Metabolic and vascular contributions to dementia: Soluble epoxide hydrolase-derived linoleic acid oxylipins and glycemic status are related to cerebral small vessel disease markers, atrophy, and cognitive performance

Abstract

Introduction: Type 2 diabetes mellitus (T2DM) is a risk factor for dementia and cerebral small vessel disease, but there remains a need to identify targetable molecular pathways involved in the underlying pathophysiology.

Methods: In participants with Alzheimer's disease, related dementias, or cerebrovascular diseases, we assessed associations between ratios of unesterified linoleic acid (LA)-derived soluble epoxide hydrolase (sEH) metabolites (diols) and substrates (epoxides), with imaging-derived white matter hyperintensities (WMHs), brain parenchymal fraction (BPF), and cognitive performance. Potential moderation effects by glycemic control (hemoglobin A1c [HbA1c]) were examined.

Results: With elevated HbA1c, greater LA-derived diol/epoxide ratios were associated with greater WMH volume (β [95% CI] = 0.565 [0.100, 1.030], p = 0.017), lower global BPF (β [95% CI] = -0.476 [-0.903, -0.048], p = 0.029), and poorer memory performance (β [95% CI] = -0.603 [-1.070, -0.136], p = 0.012), such that detrimental associations were observed only in T2DM.

Discussion: Cytochrome P450-sEH metabolites may indicate a novel metabolic-vascular contribution to dementia in individuals with T2DM.

Clinical trials registration information: ClinicalTrials.gov Identifier NCT04104373.

Highlights: LA-derived sEH metabolite (diol) to substrate (epoxide) ratio was lower in individuals with diabetes. The diol/epoxide ratio with high HbA1c contributed to SVD and brain atrophy. The CYP450-sEH pathway may link metabolic and vascular contributions to dementia. sEH may be a potential therapeutic target in individuals with diabetes.
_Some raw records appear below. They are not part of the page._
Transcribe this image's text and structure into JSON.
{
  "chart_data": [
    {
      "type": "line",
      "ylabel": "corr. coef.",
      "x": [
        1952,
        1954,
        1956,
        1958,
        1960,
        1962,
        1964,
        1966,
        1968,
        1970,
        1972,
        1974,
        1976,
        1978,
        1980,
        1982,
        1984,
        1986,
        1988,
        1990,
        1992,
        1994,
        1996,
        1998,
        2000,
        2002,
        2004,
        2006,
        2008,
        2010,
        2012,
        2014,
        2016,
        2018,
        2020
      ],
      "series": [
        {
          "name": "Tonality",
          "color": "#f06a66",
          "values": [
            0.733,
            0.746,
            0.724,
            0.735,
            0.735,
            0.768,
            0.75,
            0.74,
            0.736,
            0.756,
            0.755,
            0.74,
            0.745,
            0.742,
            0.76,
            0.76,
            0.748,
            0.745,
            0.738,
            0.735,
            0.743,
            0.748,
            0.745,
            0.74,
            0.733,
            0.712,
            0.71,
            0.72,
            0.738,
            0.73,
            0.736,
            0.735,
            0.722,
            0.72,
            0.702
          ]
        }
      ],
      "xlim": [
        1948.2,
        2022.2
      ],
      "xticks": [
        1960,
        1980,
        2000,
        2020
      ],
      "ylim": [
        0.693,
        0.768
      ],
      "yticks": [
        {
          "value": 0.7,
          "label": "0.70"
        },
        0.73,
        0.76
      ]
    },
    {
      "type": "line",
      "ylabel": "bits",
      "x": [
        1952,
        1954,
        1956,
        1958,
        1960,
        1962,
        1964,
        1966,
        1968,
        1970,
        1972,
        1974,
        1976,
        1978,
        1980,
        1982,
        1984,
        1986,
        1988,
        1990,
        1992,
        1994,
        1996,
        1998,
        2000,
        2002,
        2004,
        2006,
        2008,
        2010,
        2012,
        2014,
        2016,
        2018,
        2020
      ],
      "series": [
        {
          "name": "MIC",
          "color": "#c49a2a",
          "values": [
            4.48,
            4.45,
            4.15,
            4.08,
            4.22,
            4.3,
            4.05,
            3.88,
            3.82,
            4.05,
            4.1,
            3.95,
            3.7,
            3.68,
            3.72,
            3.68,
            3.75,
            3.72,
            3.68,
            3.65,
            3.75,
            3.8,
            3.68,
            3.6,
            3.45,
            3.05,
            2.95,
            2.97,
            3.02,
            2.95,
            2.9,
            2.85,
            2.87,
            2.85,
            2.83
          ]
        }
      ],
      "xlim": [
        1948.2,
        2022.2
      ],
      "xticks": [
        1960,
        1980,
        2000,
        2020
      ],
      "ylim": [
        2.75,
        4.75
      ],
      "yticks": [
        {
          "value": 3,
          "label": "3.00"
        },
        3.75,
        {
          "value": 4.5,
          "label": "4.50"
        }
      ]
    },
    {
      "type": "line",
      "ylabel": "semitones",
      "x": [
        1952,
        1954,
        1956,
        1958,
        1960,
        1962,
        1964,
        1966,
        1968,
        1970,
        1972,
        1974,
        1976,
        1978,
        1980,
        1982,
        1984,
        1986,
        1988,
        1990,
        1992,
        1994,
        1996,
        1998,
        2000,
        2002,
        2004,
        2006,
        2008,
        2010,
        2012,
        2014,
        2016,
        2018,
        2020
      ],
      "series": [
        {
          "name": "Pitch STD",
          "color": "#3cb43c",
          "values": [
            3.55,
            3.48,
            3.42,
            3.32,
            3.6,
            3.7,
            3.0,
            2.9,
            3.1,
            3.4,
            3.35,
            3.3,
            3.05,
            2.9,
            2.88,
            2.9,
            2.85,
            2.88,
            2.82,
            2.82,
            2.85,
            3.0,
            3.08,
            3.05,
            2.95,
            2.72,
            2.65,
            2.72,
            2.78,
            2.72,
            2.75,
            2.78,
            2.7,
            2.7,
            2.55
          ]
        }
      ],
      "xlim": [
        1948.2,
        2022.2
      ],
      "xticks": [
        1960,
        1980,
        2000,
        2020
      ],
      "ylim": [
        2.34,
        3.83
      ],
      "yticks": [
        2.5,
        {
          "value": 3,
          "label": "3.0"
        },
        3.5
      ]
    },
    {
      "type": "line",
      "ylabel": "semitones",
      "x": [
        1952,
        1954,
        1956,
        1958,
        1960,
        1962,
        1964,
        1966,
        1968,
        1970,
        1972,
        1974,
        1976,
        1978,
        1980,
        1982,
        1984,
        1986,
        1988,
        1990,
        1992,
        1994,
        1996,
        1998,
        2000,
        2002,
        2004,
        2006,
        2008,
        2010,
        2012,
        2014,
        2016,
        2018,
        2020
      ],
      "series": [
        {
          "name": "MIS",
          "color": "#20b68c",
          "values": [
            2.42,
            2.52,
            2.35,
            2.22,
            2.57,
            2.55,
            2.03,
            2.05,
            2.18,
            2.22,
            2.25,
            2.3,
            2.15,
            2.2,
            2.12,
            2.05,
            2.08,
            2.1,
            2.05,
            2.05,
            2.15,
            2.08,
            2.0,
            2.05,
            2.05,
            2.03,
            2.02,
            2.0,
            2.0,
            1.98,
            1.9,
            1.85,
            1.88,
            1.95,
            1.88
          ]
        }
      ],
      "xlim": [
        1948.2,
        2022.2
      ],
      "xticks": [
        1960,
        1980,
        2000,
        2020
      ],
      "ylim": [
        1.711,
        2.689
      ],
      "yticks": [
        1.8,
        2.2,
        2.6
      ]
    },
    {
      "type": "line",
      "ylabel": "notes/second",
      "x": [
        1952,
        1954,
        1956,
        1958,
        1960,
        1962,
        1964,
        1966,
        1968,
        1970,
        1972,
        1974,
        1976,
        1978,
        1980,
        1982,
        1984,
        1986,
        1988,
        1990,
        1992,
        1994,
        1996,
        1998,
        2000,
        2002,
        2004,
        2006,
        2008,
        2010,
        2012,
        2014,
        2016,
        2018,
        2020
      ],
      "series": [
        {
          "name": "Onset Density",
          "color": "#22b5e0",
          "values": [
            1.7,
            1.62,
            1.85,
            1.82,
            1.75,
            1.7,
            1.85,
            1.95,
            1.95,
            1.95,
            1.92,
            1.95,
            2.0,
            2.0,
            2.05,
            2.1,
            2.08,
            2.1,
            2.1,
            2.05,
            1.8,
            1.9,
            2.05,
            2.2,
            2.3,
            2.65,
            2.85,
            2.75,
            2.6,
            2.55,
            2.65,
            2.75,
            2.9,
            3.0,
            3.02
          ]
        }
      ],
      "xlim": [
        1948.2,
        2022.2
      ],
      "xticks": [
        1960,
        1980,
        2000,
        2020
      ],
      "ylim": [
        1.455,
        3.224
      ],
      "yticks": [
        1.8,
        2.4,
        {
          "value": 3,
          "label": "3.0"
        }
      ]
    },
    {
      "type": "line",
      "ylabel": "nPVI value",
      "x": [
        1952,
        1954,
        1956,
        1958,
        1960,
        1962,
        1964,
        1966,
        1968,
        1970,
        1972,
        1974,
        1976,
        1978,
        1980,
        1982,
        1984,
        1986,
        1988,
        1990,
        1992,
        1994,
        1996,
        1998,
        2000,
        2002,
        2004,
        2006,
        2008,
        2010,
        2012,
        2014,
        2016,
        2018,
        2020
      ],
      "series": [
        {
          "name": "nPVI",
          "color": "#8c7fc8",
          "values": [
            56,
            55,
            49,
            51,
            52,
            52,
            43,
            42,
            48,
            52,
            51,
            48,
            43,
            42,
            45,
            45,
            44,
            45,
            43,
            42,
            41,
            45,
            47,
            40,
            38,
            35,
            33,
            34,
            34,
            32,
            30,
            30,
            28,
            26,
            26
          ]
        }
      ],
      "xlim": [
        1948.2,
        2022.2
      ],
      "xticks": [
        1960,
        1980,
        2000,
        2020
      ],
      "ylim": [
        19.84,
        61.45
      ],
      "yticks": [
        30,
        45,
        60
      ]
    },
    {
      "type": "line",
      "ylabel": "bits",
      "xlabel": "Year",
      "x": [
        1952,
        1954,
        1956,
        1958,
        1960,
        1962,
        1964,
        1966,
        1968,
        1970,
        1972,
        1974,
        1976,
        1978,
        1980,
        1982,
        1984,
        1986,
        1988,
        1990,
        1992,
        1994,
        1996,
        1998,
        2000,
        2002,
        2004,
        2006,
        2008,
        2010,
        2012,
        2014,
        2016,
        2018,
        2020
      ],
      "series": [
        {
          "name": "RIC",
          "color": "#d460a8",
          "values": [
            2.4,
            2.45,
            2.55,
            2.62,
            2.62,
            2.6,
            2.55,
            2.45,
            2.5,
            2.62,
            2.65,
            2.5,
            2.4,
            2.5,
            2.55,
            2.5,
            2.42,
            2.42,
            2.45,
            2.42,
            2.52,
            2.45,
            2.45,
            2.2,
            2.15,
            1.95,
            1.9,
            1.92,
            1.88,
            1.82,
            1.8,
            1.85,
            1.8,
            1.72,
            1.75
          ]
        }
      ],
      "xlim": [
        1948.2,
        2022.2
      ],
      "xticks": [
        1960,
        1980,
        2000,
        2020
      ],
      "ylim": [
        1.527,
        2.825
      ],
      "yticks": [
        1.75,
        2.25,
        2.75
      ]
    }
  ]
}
Keywords: biomarkers; cerebral small vessel disease; cerebrovascular disease; cognition; diabetes; neurodegenerative disease; neuroimaging; oxylipins.

FIGURE 1

Associations between PVS volumes and (A) 9,10‐DiHOME/9(10)‐EpOME ratio and (B) 12,13‐DiHOME/12(13)‐EpOME ratio in the whole group. DiHOME,  dihydroxyoctadecamonoenoic acid; EpOME, epoxyoctadecamonoenoic acid; PVS, perivascular spaces.

FIGURE 2

Associations between SVD markers and (A) 9,10‐DiHOME/9(10)‐EpOME ratio and (B) 12,13‐DiHOME/12(13)‐EpOME ratio in individuals with normoglycemia, prediabetes, or T2DM. The standardized regression coefficients and 95% confidence intervals in individuals with normoglycemia are represented in blue, prediabetes are represented in green, and T2DM are represented in red. DiHOME, dihydroxyoctadecamonoenoic acid; EpOME, epoxyoctadecamonoenoic acid; PVS, perivascular space; SVD, cerebral small vessel disease; T2DM, type 2 diabetes mellitus; WMH, white matter hyperintensity.

FIGURE 3

Associations between global brain parenchymal fraction and (A) 9,10‐DiHOME/9(10)‐EpOME ratio and (B) 12,13‐DiHOME/12(13)‐EpOME ratio in individuals with normoglycemia (blue), prediabetes (green), and T2DM (red). BPF, brain parenchymal fraction; DiHOME, dihydroxyoctadecamonoenoic acid; EpOME, epoxyoctadecamonoenoic acid.

FIGURE 4

Associations between regional brain parenchymal fraction and (A) 9,10‐DiHOME/9(10)‐EpOME ratio and (B) 12,13‐DiHOME/12(13)‐EpOME ratio in individuals with normoglycemia (blue), prediabetes (green), or T2DM (red). The standardized regression coefficients and 95% confidence intervals in each group are represented by the dot and line, respectively. DiHOME, dihydroxyoctadecamonoenoic acid; EpOME, epoxyoctadecamonoenoic acid; T2DM, type 2 diabetes mellitus.

FIGURE 5

Associations between executive function and (A) 9,10‐DiHOME/9(10)‐EpOME ratio and (B) 12,13‐DiHOME/12(13)‐EpOME ratio and association between memory and (C) 9,10‐DiHOME/9(10)‐EpOME ratio and (D) 12,13‐DiHOME/12(13)‐EpOME ratio in individuals with normoglycemia (blue), prediabetes (green), and T2DM (red). DiHOME, dihydroxyoctadecamonoenoic acid; EpOME, epoxyoctadecamonoenoic acid; T2DM, type 2 diabetes mellitus.